Ja, für uns und viele in der Stadt mit Sicherheit. Die Problematik ist eine rechtliche. So lange sich der Laden nach unserem Rechtssystem nichts zu Schulden kommen lässt, kann man gegen ihn nichts unternehmen. Wir wissen aber auch, dass er unter Beobachtung des Verfassungsschutzes steht und im Verfassungsschutzbericht erwähnt ist.
Es gibt in Teltow ein breites bürgerliches Engagement mit vielen Vereinen, einer fleißigen Agenda-Bewegung, einer regen Kommunalpolitik. Dennoch hat sich eine aktive rechte Szene etabliert. Wir erklären Sie sich das?
Die Szene ist nicht ganz ungeschickt, was ich nicht positiv bewerten will. Die Rechten geben sich in vielen Bereichen sehr bürgernah und werden mitunter als die „lieben Jungs von nebenan“ betrachtet. Nach außen versuchen sie, sich einen bürgerlichen Anschein zu geben. Das ist durchaus so beabsichtigt. Wir wissen aber, dass sie gegen andere jugendlichen Gruppen, die nicht in ihr Weltbild passen, aggressiv vorgehen. Es hat schon mehrere, erhebliche Übergriffe gegeben, die nicht angezeigt wurden, weil die Betroffenen mit Repressionen bedroht wurden.
Das Netzwerk Tolerantes Teltow ist eine noch junge Bewegung. Was brauchen Sie, um stark zu werden?

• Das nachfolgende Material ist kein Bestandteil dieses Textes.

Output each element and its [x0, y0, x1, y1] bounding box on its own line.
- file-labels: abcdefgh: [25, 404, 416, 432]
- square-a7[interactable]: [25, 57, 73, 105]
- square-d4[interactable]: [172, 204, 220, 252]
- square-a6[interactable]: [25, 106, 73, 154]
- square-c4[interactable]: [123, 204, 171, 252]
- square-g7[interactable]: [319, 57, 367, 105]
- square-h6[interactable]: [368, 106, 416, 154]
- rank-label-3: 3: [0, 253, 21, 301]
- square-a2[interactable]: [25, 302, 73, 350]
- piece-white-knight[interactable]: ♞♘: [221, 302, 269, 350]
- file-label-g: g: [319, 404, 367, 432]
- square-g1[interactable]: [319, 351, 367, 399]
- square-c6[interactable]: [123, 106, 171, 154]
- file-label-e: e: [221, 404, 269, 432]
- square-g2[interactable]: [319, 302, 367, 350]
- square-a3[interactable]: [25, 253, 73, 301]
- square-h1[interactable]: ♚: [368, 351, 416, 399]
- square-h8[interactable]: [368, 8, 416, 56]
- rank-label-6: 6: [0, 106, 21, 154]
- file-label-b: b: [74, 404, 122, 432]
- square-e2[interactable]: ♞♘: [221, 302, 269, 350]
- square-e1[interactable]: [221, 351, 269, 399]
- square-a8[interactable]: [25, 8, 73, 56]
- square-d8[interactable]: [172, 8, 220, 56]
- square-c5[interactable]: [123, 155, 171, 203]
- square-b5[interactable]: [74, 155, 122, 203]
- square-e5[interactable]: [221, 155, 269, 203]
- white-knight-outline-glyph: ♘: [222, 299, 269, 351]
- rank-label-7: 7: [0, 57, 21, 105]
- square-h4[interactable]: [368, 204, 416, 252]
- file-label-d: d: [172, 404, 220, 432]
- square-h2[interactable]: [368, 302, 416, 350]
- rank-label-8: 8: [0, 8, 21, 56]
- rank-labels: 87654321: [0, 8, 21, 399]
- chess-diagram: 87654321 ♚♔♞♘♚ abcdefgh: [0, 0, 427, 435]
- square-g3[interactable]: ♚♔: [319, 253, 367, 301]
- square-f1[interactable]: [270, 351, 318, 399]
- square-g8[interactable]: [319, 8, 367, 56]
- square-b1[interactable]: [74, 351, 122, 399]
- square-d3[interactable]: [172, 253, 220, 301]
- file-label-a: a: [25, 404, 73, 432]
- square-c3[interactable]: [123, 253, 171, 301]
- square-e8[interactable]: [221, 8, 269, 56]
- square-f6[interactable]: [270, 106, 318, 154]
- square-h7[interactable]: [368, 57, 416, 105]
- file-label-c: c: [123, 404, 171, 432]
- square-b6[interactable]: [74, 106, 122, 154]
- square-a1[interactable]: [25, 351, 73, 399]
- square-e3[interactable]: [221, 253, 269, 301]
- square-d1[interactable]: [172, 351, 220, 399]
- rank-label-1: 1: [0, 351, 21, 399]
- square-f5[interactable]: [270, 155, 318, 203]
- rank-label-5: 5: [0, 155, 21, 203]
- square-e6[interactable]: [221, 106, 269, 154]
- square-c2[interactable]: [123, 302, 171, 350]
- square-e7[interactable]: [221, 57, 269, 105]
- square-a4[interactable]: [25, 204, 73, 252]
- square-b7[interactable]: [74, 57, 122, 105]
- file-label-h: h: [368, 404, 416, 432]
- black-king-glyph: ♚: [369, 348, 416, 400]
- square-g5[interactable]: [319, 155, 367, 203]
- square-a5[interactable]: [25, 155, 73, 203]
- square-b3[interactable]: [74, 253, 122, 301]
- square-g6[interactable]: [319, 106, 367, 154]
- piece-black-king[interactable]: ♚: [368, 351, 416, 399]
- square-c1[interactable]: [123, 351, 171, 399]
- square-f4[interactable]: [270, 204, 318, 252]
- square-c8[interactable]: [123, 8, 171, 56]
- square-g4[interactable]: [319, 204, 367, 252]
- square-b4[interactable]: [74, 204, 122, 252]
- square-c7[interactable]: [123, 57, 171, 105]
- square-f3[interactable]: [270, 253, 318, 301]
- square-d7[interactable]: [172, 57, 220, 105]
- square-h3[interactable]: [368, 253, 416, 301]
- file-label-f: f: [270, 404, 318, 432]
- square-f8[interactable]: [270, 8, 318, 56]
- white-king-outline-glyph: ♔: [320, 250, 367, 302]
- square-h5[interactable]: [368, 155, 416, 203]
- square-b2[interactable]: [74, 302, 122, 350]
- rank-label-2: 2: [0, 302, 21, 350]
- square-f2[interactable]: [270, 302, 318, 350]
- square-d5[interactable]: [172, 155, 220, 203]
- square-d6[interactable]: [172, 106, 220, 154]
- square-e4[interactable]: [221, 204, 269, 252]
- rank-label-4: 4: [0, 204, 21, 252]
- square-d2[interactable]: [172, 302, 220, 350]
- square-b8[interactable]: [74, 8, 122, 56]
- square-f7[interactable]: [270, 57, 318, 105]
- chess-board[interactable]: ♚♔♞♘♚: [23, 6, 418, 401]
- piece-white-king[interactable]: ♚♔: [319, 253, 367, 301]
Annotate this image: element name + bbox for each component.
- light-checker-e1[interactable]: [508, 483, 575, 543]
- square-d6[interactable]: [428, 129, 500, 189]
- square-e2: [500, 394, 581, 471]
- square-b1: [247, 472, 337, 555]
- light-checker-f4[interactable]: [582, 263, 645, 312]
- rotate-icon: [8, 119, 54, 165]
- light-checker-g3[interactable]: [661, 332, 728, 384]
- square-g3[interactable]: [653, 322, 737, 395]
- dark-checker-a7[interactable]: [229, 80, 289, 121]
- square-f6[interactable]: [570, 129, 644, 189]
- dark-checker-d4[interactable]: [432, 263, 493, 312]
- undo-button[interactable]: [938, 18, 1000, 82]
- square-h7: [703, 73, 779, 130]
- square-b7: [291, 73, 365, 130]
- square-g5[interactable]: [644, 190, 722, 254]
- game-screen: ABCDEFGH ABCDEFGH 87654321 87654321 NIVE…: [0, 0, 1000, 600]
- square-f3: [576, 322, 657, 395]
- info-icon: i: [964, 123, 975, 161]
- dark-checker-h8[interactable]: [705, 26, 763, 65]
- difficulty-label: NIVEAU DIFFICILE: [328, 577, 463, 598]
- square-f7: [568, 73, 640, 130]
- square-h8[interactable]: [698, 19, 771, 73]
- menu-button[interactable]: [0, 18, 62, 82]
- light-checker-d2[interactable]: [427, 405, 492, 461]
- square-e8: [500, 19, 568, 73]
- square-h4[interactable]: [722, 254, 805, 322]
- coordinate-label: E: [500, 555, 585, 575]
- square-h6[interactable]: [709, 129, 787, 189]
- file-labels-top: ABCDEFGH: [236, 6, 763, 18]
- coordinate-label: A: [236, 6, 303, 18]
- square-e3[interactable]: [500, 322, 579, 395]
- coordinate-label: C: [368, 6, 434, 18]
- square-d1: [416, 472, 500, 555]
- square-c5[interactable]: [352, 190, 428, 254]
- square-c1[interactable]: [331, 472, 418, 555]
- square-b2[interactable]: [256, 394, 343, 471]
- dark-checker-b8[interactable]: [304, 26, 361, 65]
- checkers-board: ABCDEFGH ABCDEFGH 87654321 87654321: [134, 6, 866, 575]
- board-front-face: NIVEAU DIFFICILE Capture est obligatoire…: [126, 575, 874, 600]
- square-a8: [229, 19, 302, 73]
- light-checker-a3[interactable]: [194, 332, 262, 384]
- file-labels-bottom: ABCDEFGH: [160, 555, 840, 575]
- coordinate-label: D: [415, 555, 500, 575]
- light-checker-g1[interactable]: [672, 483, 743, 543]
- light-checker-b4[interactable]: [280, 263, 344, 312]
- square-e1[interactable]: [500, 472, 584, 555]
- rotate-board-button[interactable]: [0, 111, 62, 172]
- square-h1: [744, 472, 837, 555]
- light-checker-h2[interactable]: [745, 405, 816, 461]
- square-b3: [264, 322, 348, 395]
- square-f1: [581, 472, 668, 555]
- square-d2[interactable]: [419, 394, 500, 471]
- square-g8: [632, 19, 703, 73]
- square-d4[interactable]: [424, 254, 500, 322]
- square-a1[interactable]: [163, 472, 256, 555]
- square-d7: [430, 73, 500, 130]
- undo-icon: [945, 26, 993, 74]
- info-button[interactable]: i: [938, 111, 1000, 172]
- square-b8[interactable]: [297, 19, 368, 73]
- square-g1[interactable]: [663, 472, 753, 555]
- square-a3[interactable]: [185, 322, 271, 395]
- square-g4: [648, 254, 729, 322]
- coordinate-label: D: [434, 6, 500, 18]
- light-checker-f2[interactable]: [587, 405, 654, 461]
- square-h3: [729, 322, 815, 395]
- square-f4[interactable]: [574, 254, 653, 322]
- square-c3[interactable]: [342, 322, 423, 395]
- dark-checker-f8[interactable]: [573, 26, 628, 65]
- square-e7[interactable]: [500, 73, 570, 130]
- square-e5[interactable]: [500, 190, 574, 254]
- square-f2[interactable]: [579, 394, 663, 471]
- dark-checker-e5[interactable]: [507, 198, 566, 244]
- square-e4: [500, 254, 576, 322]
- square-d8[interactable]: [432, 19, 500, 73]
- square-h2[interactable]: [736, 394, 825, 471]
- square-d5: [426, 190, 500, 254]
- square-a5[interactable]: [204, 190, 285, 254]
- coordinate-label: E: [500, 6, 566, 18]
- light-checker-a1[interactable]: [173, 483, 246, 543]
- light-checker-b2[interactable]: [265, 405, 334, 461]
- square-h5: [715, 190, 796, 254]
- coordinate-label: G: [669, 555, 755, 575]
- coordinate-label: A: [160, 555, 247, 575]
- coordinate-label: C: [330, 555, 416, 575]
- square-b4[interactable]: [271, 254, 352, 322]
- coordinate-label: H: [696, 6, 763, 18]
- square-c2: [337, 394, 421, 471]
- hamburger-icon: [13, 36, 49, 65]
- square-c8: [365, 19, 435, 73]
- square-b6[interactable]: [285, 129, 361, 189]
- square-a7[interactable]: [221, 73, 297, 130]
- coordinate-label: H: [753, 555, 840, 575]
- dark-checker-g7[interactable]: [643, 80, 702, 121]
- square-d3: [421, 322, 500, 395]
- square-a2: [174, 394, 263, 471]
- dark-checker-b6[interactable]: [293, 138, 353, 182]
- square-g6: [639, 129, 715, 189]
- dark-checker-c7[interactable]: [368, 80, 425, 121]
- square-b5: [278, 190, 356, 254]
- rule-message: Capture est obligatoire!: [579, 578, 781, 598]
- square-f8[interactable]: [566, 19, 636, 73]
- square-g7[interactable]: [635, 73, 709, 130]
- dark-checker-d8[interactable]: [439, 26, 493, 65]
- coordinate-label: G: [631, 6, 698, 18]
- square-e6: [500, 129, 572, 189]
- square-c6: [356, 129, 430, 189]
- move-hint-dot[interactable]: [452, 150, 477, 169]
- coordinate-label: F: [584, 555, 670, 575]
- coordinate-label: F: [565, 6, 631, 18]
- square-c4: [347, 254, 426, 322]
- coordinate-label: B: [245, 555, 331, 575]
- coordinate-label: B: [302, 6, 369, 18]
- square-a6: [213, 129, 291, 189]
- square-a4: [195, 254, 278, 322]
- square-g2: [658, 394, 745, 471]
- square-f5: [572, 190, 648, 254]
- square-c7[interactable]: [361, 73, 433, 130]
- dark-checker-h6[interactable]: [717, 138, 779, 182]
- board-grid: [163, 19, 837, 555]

Auf jeden Fall Menschen, die an der Arbeit interessiert sind und engagiert mitarbeiten wollen. Aber wir brauchen das nicht unbedingt im Netzwerk selbst, sondern in allen gesellschaftlichen Bereichen. Und wir brauchen eine wachsame Demokratie. Wir müssen uns darüber im klaren sein, dass egal wo, aber eben auch in Teltow, eine Stärkung des Rechtsextremismus mittelfristig unser eigenes Leben betrifft. Wir müssen wachsam sein, damit rechtsextreme Erscheinungen keine Gewöhnung erfahren und alltäglich werden.